Ты будешь читать это письмо по возвращении со станции, когда поезд уже унесет меня. Почему я пишу его? Чтобы тебе не было дома так одиноко. Мама, дорогая, я вложил душу в это письмо, теперь она с тобой, и ты больше не чувствуешь одиночества. Цель моего письма, во-первых, сказать тебе это и, во-вторых, попытаться опять объяснить мой поступок.
Вспомни, дорогая мама, начало войны и почему я тогда пошел вольноопределяющимся. Тому есть две причины, или, точнее, много причин, но две главные: то есть, во-первых, умереть за свою страну, умереть молодым, пока все идеалы еще сохраняют свою силу и свежесть (это, наверно, лучшая из всех смертей), а во-вторых, быть честным перед самим собой.

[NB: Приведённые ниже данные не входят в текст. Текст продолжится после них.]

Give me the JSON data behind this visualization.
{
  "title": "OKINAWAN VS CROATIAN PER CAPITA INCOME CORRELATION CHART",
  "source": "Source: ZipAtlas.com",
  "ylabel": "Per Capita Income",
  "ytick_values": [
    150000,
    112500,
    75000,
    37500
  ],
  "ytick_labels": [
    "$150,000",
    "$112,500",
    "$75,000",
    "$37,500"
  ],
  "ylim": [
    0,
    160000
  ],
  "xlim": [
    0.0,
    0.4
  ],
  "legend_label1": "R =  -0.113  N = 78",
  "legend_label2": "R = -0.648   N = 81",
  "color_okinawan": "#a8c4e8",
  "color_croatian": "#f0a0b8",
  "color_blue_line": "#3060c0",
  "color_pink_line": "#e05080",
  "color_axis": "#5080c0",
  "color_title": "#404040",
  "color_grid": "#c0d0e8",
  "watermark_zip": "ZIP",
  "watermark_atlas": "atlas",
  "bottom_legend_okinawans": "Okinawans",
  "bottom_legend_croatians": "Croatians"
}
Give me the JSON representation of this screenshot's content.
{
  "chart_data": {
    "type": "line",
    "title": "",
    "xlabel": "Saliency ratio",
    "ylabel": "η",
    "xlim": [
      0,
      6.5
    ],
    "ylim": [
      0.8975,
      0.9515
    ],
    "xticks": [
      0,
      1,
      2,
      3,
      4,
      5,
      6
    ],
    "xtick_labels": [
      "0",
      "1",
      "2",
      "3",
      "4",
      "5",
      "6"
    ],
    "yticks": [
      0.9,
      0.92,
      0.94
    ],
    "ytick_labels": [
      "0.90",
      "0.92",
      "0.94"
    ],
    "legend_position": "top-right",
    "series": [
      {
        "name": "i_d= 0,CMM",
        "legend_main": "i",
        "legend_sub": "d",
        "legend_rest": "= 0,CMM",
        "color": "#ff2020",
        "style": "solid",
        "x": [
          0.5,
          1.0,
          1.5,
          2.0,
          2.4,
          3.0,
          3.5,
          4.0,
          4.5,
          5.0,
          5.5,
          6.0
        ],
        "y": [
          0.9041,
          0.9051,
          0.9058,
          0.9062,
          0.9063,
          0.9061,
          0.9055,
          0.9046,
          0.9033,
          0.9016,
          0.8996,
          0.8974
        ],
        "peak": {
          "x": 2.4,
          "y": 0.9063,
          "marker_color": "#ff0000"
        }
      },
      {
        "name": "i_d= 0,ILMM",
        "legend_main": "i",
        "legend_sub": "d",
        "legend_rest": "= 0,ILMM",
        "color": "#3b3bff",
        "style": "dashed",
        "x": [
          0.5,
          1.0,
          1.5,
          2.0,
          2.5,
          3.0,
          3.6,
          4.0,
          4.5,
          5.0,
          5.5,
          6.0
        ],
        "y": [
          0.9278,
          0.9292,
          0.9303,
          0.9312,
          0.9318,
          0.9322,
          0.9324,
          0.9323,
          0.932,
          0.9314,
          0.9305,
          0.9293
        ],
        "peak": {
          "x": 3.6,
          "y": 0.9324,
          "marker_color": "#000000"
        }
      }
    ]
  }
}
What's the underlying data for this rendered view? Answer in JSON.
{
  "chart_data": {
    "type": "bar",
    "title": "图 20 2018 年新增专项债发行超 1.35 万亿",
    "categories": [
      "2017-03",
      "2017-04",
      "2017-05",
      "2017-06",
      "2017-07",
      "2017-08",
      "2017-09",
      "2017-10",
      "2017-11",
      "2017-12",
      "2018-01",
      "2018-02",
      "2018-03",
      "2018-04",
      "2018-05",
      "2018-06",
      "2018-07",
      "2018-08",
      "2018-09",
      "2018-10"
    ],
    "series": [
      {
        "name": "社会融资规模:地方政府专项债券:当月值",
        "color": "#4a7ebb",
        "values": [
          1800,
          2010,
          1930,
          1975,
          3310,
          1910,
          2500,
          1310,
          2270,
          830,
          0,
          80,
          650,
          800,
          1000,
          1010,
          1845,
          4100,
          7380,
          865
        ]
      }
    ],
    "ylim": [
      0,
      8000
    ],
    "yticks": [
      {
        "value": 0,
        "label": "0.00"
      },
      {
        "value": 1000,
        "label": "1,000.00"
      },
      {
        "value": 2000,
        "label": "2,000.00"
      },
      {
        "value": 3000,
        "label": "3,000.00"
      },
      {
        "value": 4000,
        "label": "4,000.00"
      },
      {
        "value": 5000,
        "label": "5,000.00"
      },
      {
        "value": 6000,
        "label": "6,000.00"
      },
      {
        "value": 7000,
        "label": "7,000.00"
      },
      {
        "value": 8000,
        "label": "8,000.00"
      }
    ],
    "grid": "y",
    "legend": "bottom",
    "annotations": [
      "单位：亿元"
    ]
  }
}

Я принимал участие во всех шествиях и чувствовал, что моя обязанность — подкрепить слова действиями. Это главные причины. С ними смешаны и другие мотивы — желание испытать новые волнующие приключения, жажда обрести новый опыт.
Если ты это вспомнишь, то сочтешь мой настоящий шаг совершенно логичным и сможешь все понять. В настоящее время я осознаю и стараюсь внушить другим, что спасти нашу страну от позора и разрухи могут только закон, порядок и благоприятный исход войны. И чтобы эти чувства не остались всего лишь красивыми словами, я готов еще раз принять все, что может выпасть на мою долю, и претворить слова в действия.
Мама, дорогая, верь мне, когда я говорю, что только это глубокое убеждение подвигло меня к действию.
Я не могу вступать в компромиссы со своей совестью, дорогая мама, и извинять себя тем, что я еще слишком слаб, слишком болен, дабы выполнять долг перед страной. И раньше и потом, когда меня отсылали в тыл в госпиталь, я думал об опасности погибнуть от руки своих же солдат и тому подобное. Но сейчас, вступив в батальон смерти, я знаю, что с Божьего соизволения еще смогу пригодиться своей стране.
Дорогая мама, не печалься моему отъезду. Едут и люди с куда более худшим здоровьем, чем у меня. Ведь даже раненый может увлечь за собой людей, которые в критический момент потеряли мужество.
Верь мне, дорогая мама, что эти строчки идут из глубины души, и это не пустые слова. Я никогда не испытывал склонности ко лжи, а сейчас вообще забыл, что это такое.
Но почему все это? Хочу откровенно сказать тебе, что буду безмерно счастлив отдать жизнь за свою страну… Что еще в такие времена может сделать человек? Я чувствую, что сейчас, в такое время, все мы должны попытаться полностью забыть себя и отдаться, так сказать, общему делу. Ах, если бы только можно было бы всех убедить в этом! Тем не менее не стоит впадать в безнадежный пессимизм, а стоит выгравировать в сердце и уме эти строчки нашего дорогого поэта:
Вот это, дорогая мама, все, что я хотел написать тебе на прощание. Я нежно целую тебя в ожидании встречи. Не сердись на меня.